Clouds, vessels, and an excerpt

August 11, 2024

I’m starting to write this from 31,978 feet at 498 mph (9,747 m at 796km/h for the empirical folks) in the belly of a (mostly) metal beast, simply as an exercise in observation. Looking out at a skyscape of clouds resembling white valleys and mountains of condensation, the infrequent breaks in the clouds exposing what lies beneath - earthy patches of open field jigsawed into one another. 

These gradually give way to the blue expanse of one of the Great Lakes, the color filling my window, dissipating clouds casting their shadows down to the water’s surface and gliding past us, weightless clusters of fluff. My eyes are drawn to the crevasses and irregularities in the underwater sediment, likely hidden by the water’s reflective surface far below. I wonder what the sand and earth are like down there, how it must feel to the hands, or what it feels like under the feet. I’m reminded of clay.

I think of how the act of collecting and shaping this damp matter, introducing it to fire, painting on patterns and glyphs made of more earthborn materials, has created objects that were imbued with spiritual and ritualistic significance throughout history. Entire cultural stories and mythologies adorn these vessels carrying water, wine, oils, viscera, or other contents. They transcended their superficial earthenware function and connected this world to the spiritual and became instruments that created portals to the afterlife for their contents. 


August 18, 2024

A week after the mental/digital note above and having been back on the ground with another Yupanki show under my belt, I’m still thinking of the practice of vessel making. I’ve thrown clay only once before (messily and poorly), and given the skill it takes for simpler forms, I’m always astounded by how much went into the trial and errors of pre-Columbian vessels. Often depicted as “simpler” people, so many indigenous cultures had existing governments, social strata, economies, religious practices, and sciences in place.

Specifically thinking of the Andes, their vessels often denoted characteristics of the above by decorative quality or by physical shapes (or both), even referencing the connection between worlds, such as the earth and sky or earth and sea.

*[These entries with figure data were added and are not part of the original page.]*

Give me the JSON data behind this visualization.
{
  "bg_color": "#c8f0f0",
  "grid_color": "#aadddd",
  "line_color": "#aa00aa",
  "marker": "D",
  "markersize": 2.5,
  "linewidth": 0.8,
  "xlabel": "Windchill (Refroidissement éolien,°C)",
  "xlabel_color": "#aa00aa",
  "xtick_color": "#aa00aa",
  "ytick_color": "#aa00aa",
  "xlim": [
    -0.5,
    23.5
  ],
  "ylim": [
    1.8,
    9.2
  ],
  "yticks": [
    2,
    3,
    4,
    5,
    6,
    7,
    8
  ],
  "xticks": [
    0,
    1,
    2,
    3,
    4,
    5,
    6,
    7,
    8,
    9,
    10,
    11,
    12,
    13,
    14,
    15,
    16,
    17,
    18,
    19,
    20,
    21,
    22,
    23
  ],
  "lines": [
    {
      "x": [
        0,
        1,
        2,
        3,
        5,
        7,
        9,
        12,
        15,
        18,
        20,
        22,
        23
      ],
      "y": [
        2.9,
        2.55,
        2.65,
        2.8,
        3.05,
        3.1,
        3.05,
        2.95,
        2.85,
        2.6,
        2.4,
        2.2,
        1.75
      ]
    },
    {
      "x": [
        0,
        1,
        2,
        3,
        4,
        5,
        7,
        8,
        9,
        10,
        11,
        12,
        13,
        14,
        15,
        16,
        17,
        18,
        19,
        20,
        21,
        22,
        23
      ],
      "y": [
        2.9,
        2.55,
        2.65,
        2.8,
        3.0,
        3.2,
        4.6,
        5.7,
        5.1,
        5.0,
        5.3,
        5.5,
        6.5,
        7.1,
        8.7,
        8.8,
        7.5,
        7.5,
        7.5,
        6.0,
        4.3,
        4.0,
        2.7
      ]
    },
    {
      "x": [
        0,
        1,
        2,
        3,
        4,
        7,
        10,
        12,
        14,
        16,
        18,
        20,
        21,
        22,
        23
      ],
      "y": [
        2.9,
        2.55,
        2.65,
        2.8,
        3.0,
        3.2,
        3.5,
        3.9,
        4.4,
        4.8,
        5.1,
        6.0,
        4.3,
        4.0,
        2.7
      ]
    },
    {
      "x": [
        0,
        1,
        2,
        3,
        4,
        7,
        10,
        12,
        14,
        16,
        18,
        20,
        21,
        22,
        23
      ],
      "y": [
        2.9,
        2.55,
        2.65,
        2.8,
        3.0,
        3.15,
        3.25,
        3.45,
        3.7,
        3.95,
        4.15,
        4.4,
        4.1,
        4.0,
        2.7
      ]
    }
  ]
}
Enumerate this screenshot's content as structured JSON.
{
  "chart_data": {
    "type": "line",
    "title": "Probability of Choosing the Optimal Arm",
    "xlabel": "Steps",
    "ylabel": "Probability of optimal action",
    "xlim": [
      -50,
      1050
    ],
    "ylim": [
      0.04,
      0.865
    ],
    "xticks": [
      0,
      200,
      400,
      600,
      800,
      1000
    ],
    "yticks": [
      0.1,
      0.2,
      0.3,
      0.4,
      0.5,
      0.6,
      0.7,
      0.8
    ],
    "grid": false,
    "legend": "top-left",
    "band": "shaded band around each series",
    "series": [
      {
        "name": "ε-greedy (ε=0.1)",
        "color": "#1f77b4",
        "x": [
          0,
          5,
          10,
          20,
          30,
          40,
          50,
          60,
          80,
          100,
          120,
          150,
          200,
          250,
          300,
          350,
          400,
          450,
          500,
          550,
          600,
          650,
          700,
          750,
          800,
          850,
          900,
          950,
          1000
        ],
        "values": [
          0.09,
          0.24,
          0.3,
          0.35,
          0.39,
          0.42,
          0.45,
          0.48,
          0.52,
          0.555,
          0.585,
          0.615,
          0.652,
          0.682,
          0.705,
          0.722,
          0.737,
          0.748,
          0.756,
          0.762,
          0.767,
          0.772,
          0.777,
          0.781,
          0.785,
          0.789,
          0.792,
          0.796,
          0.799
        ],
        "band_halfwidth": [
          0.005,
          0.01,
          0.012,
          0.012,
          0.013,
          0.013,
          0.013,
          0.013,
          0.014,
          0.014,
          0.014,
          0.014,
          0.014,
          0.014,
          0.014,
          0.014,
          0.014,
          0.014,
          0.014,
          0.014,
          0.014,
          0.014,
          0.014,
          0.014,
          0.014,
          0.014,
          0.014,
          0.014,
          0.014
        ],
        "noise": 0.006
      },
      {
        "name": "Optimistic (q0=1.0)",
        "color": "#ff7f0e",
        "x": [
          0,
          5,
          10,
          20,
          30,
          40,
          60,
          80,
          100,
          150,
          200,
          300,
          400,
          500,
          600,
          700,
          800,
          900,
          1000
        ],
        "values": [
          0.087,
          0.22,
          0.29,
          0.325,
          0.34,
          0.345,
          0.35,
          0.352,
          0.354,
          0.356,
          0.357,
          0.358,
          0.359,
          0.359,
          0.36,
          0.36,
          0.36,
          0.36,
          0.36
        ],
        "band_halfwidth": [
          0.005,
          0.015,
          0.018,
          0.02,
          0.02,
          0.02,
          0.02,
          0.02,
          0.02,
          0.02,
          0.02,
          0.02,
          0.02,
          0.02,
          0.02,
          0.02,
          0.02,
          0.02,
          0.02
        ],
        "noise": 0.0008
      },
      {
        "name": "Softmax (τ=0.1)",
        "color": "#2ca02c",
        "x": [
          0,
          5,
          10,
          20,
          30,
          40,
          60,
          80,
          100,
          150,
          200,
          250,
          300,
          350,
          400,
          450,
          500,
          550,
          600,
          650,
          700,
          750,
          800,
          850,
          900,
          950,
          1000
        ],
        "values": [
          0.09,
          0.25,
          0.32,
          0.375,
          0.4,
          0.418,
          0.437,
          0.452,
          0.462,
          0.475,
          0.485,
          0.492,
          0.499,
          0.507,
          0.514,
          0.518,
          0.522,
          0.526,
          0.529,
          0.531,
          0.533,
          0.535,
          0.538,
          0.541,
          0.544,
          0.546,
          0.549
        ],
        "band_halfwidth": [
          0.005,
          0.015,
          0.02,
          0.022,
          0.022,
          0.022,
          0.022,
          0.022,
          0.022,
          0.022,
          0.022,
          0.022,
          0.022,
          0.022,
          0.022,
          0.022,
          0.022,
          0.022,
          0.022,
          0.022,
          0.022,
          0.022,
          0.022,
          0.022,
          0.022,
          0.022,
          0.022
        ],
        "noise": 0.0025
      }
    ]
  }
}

The vessel below with the bird motif highlights the significance of harmony between the Nasca peoples and the coast, considering their relationship with water in their desert environment.

Nasca ceramic vase

(Museo de arte Precolombino, Cusco)


Other more intricate vessels also serve musical purposes that could be performed with by blowing air through a mouthpiece, or by filling with a liquid to change the tonality or even rocking the filled vessel back and forth to produce whistling sounds from the air pressure entering and exiting the vessel.

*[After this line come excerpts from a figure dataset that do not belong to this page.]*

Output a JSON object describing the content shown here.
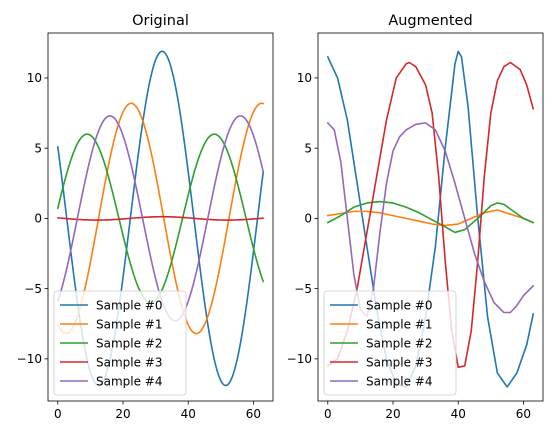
{
  "figure": {
    "background": "#ffffff"
  },
  "chart_data": [
    {
      "type": "line",
      "title": "Original",
      "xlim": [
        -3,
        66
      ],
      "ylim": [
        -13,
        13.2
      ],
      "xticks": [
        0,
        20,
        40,
        60
      ],
      "yticks": [
        -10,
        -5,
        0,
        5,
        10
      ],
      "legend": "lower-left",
      "grid": false,
      "series": [
        {
          "name": "Sample #0",
          "color": "#1f77b4",
          "kind": "sine",
          "amp": 11.9,
          "period": 39,
          "peak": 32,
          "offset": 0
        },
        {
          "name": "Sample #1",
          "color": "#ff7f0e",
          "kind": "sine",
          "amp": 8.2,
          "period": 40,
          "peak": 22.5,
          "offset": 0
        },
        {
          "name": "Sample #2",
          "color": "#2ca02c",
          "kind": "sine",
          "amp": 6.0,
          "period": 39,
          "peak": 9,
          "offset": 0
        },
        {
          "name": "Sample #3",
          "color": "#d62728",
          "kind": "sine",
          "amp": 0.12,
          "period": 40,
          "peak": 32,
          "offset": 0
        },
        {
          "name": "Sample #4",
          "color": "#9467bd",
          "kind": "sine",
          "amp": 7.3,
          "period": 40,
          "peak": 16,
          "offset": 0
        }
      ]
    },
    {
      "type": "line",
      "title": "Augmented",
      "xlim": [
        -3,
        66
      ],
      "ylim": [
        -13,
        13.2
      ],
      "xticks": [
        0,
        20,
        40,
        60
      ],
      "yticks": [
        -10,
        -5,
        0,
        5,
        10
      ],
      "legend": "lower-left",
      "grid": false,
      "series": [
        {
          "name": "Sample #0",
          "color": "#1f77b4",
          "kind": "points",
          "x": [
            0,
            3,
            6,
            9,
            12,
            15,
            18,
            21,
            24,
            27,
            30,
            33,
            36,
            39,
            40,
            41,
            43,
            46,
            49,
            52,
            55,
            58,
            61,
            63
          ],
          "y": [
            11.5,
            10.0,
            7.0,
            2.5,
            -2.0,
            -6.5,
            -10.0,
            -11.8,
            -12.0,
            -10.5,
            -7.0,
            -2.0,
            5.0,
            11.0,
            11.9,
            11.5,
            8.0,
            0.0,
            -7.0,
            -11.0,
            -12.0,
            -11.0,
            -9.0,
            -6.8
          ]
        },
        {
          "name": "Sample #1",
          "color": "#ff7f0e",
          "kind": "points",
          "x": [
            0,
            4,
            8,
            12,
            16,
            20,
            24,
            28,
            32,
            36,
            40,
            44,
            48,
            52,
            56,
            60,
            63
          ],
          "y": [
            0.2,
            0.35,
            0.5,
            0.5,
            0.4,
            0.2,
            0.0,
            -0.2,
            -0.4,
            -0.5,
            -0.4,
            0.0,
            0.4,
            0.6,
            0.3,
            0.0,
            -0.3
          ]
        },
        {
          "name": "Sample #2",
          "color": "#2ca02c",
          "kind": "points",
          "x": [
            0,
            4,
            8,
            12,
            16,
            20,
            24,
            28,
            32,
            36,
            39,
            42,
            46,
            50,
            52,
            54,
            57,
            60,
            63
          ],
          "y": [
            -0.3,
            0.2,
            0.8,
            1.1,
            1.2,
            1.1,
            0.8,
            0.4,
            -0.1,
            -0.6,
            -1.0,
            -0.8,
            0.0,
            0.9,
            1.1,
            1.0,
            0.5,
            0.0,
            -0.3
          ]
        },
        {
          "name": "Sample #3",
          "color": "#d62728",
          "kind": "points",
          "x": [
            0,
            3,
            6,
            9,
            12,
            15,
            18,
            21,
            24,
            25,
            27,
            30,
            32,
            34,
            36,
            38,
            40,
            42,
            44,
            46,
            48,
            50,
            52,
            54,
            56,
            59,
            61,
            63
          ],
          "y": [
            -10.5,
            -10.0,
            -8.0,
            -5.0,
            -1.0,
            3.0,
            7.0,
            10.0,
            11.0,
            11.1,
            10.8,
            9.5,
            7.5,
            3.0,
            -3.0,
            -8.0,
            -10.6,
            -10.5,
            -8.0,
            -3.0,
            3.0,
            7.5,
            9.8,
            10.8,
            11.1,
            10.6,
            9.5,
            7.8
          ]
        },
        {
          "name": "Sample #4",
          "color": "#9467bd",
          "kind": "points",
          "x": [
            0,
            2,
            4,
            6,
            8,
            10,
            12,
            14,
            16,
            18,
            20,
            22,
            24,
            27,
            30,
            33,
            36,
            39,
            42,
            45,
            48,
            51,
            54,
            56,
            58,
            60,
            63
          ],
          "y": [
            6.8,
            6.3,
            4.0,
            0.0,
            -4.0,
            -6.5,
            -7.0,
            -5.0,
            -1.0,
            2.5,
            4.8,
            5.8,
            6.3,
            6.7,
            6.8,
            6.3,
            4.8,
            2.5,
            0.0,
            -2.5,
            -4.5,
            -6.0,
            -6.7,
            -6.7,
            -6.2,
            -5.5,
            -4.8
          ]
        }
      ]
    }
  ]
}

For my song/poem Somos Vasos (We Are Vessels), I was drawn to the type of vessel used to carry or store material, specifically making it contain earth in the poem. I reference the contents transmuting between solid and liquid, thinking about how we often need to change within in order to adapt to our surroundings while also trying to stay true to ourselves.

Here’s an excerpt:

"Pachamama,
whom I watched birth mountains and command legions
of stone warriors awoken from their earthly chasms,
spits into the ground at her feet and mixes
with delicate finger tips.
A gentle, caressing spiral into the wet earth.
I was reminded of tales of a man creating man
from breath and dirt.
But did he ever feel the tender touch
a mother’s love could give?

She sculpts the air and lifts her hand.
A keru,
a vessel,
full of earth,
rises from the ground.
She presents it to me, whispering
about its age,
how it’s not as old as the ones that were never made,
the ones that will not taste air,
but old nonetheless.

She sang a song of Los Olleros,
the ancient potters who shaped it when
First Mountain touched the sky.

The earth within,
reddish brown like her,
reddish brown like me.
The grains are the remnants
and echoes
of our destinies.
The color, she says,
is gift from the sun
worth more than a crown.
Her fingertips pinch from the contents
of what was once earth
but liquefies into blood at her touch.
A transmuted droplet rolls off her finger,
falling back into the keru
as earth."

"Somos Vasos"
Un Lugar Lejos: Valleys

Early watercolor warmup study | Final painting for Somos Vasos in "Un Lugar Lejos: Valleys"

The poem makes me wonder about the spirits contained within all aspects of nature that we have gradually lost connection to in favor of land speculation and development, but that original stewards of lands across the world still fight to protect. I loved the idea that something as unsuspecting as earth could change shape or consistency at a touch, while great masses of earth and stone like mountains could be given life as monolithic creatures that can be called forth from hibernation.

Musically as Yupanki, I like to think that “Somos Vasos” is a dialogue between the narrator and Pachamama in an otherworldly space, surrounded by the mountains and other spirits. A reimagined version of the song, “Vaso de Los Olleros” (Vessel of The Potters), brings in more heavy and rhythmic sonic elements, which in a sense serves as a more visceral soundtrack to their interactions as a group which includes events not described in the poem. I hope the listener/reader can conjure up and visualize those events themselves after spending some time with each.